Onward we drift, to another sidewalk café where we feast on galettes as darkness falls. Are we the only foreigners in town?
We decide to go to a concert at 10 pm, much too late for a weary traveller. The 12th century abbey is mostly dark. Only the middle part is lit. A few dozen people sit in a semi-circle around a small stage where musicians play 17th century music on viola da gamba instruments - music that only serious lovers of classical music have ever heard before, I suspect. I'm not one of them. I've never even heard of viola da gamba instruments before.
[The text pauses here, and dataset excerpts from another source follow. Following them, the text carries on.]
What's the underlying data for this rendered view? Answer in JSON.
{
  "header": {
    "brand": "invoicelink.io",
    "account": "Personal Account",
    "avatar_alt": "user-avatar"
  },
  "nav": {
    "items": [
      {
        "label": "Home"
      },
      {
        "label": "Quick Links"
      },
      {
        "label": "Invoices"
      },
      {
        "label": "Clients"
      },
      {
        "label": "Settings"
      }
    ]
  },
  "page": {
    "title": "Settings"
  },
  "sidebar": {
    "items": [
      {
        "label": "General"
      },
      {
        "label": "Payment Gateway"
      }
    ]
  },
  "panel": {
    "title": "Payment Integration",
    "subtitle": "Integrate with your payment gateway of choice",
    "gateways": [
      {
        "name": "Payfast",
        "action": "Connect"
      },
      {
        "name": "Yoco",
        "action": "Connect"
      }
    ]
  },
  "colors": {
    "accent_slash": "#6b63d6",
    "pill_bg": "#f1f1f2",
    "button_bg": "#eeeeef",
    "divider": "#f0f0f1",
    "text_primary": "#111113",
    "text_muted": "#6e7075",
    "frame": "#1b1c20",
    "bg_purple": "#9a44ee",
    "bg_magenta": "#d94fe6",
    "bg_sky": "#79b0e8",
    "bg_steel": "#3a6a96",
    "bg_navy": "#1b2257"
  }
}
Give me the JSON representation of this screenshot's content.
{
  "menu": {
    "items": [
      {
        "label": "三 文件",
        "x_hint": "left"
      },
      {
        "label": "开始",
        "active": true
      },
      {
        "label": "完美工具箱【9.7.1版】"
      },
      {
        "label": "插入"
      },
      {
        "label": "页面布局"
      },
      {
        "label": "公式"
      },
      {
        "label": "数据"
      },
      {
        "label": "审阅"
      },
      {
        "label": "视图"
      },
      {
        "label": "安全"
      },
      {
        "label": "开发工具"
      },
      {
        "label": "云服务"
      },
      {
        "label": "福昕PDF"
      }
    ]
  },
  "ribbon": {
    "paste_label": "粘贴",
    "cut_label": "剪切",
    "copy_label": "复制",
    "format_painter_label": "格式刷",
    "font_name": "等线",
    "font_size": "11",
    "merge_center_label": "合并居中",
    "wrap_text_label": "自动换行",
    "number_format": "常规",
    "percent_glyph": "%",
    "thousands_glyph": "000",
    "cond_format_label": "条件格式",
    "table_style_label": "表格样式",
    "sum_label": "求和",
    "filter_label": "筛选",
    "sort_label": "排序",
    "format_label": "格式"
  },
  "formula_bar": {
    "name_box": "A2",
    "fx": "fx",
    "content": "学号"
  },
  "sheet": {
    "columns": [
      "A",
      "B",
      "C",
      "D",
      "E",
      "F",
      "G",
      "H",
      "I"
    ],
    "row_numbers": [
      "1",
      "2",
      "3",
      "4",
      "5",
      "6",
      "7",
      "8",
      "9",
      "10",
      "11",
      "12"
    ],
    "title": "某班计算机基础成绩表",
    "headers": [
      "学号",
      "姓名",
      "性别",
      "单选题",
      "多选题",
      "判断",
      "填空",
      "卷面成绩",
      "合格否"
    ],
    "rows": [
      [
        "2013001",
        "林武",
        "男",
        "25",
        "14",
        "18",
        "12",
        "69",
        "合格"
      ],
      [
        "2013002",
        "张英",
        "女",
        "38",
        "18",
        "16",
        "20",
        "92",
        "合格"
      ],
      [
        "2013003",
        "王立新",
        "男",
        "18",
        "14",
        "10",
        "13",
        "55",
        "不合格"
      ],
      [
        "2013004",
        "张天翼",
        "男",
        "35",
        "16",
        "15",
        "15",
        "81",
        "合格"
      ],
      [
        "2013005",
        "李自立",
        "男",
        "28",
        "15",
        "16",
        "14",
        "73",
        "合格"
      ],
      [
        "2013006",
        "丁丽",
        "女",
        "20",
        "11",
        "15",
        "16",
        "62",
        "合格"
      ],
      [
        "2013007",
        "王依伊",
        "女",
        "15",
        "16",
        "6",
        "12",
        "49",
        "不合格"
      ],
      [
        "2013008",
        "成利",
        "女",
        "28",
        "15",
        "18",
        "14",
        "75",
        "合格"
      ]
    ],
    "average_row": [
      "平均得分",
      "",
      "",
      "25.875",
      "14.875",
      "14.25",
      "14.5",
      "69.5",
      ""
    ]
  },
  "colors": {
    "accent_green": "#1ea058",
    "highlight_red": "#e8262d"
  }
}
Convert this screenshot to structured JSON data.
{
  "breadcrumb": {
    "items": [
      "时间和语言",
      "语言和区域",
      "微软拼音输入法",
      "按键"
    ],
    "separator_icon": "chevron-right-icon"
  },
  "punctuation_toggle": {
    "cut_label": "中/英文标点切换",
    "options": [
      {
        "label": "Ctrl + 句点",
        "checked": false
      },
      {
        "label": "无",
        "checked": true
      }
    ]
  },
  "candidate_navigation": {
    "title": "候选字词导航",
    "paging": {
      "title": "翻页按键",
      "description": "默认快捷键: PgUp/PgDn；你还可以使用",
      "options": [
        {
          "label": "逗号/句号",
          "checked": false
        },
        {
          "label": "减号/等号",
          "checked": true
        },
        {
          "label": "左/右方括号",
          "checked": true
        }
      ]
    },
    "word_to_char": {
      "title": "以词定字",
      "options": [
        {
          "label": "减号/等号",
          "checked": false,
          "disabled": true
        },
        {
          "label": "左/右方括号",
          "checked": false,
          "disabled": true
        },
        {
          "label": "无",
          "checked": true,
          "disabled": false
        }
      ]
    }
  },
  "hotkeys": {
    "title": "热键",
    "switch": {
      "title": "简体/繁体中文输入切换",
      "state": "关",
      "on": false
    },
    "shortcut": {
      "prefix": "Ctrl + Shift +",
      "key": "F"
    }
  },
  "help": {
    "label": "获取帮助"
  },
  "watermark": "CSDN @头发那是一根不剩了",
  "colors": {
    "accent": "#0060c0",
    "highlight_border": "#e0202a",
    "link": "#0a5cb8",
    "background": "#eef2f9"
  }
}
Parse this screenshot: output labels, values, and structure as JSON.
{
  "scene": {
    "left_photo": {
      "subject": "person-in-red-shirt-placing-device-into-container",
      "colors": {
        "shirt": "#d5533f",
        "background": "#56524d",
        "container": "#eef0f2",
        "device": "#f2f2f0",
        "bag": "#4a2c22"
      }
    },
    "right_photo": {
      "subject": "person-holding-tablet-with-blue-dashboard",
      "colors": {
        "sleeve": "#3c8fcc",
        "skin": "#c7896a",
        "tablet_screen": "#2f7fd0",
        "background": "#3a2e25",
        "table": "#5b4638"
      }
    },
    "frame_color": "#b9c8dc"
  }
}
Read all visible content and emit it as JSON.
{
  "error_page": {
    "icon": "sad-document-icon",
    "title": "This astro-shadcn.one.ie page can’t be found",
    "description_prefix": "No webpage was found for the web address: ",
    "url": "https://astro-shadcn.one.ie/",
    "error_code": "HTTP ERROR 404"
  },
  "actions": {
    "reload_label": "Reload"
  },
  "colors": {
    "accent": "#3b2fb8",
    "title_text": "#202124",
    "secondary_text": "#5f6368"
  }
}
A mezzo-soprano's soft voice sends German words drifting upwards to the vaults. The shadows around us flicker, smelling of stone and history. I almost doze off, lose myself in time. Am I in an obscure Roman town, in a medieval abbey with Benedictine nuns, in 17th century Königsberg with exiled musicians, on a French road trip in the scorching summer of 2022?
We walk back to the hotel at midnight, through empty alleys lit by weak streetlights. Too high on the experience to feel fear. Footsteps echo between stone walls, a cat jumps out of our way, plane trees rustle in the wind.